For instance, the edge of the sound against a silent backdrop, and the edge of a colour wash against the texture of the paper or another layer of wash.
Another relationship which emerged while I worked and researched, as Artist In Residence at Tate Britain in 2009, was in the similarity of Turner's approach to working, as reported by other observers,and by contemporary experts who I consulted,and my approach as an improvising jazz musician. Farringdon, a contemporary of Turner's, described in vol.iv of his memoirs how
"Turner has no settled process, but drives the colours around until he has expressed the ideas in his mind". The narrative of a solo emerges by articulating tones
'heard' by the inner ear, and then responding to the resultant suggestions coming from those resonances, and the responses of the other musicians. This emerging narrative, which is the lifeblood of jazz playing,bares a close resemblance to the improvisational approach whereby Turner articulated his own colour/visual perceptions.

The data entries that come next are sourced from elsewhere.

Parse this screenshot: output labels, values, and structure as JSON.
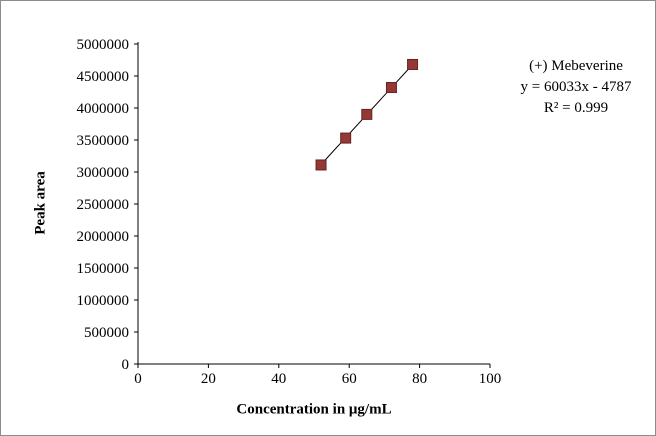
{
  "figure": {
    "background": "#ffffff",
    "border_color": "#8c8c8c"
  },
  "chart_data": {
    "type": "scatter",
    "title": "",
    "xlabel": "Concentration in μg/mL",
    "ylabel": "Peak area",
    "x": [
      52,
      59,
      65,
      72,
      78
    ],
    "y": [
      3110000,
      3530000,
      3900000,
      4320000,
      4680000
    ],
    "xlim": [
      0,
      100
    ],
    "ylim": [
      0,
      5000000
    ],
    "x_ticks": [
      0,
      20,
      40,
      60,
      80,
      100
    ],
    "y_ticks": [
      0,
      500000,
      1000000,
      1500000,
      2000000,
      2500000,
      3000000,
      3500000,
      4000000,
      4500000,
      5000000
    ],
    "grid": false,
    "legend": "none",
    "marker": {
      "shape": "square",
      "color": "#953735",
      "border": "#632423",
      "size": 10
    },
    "trendline": {
      "slope": 60033,
      "intercept": -4787,
      "color": "#000000"
    },
    "annotation": {
      "lines": [
        "(+) Mebeverine",
        "y = 60033x - 4787",
        "R² = 0.999"
      ]
    }
  }
}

In the Colour Beginnings body of work, ".....more precious and lovely than any finished drawings"(John Ruskin -Modern Painters),the raw edge of his experimentation and poetic urge is very exposed and accessible.
How I composed the music
I spent 3 months looking through all the Colour Beginnings colour sketches stored at Tate Britain and some other related works, including sketch books (there are hundreds!),read and researched Turner's work and life, and selected some works.
I then set up groups of paintings in the Prints and Drawings Room, where I was based at Tate Britain, and recorded spontaneous improvisations in front of the paintings.
I then selected some of the improvisations, transcribed them ,learnt them and harmonised and arranged the improvisations to present to the musicians in my quartet.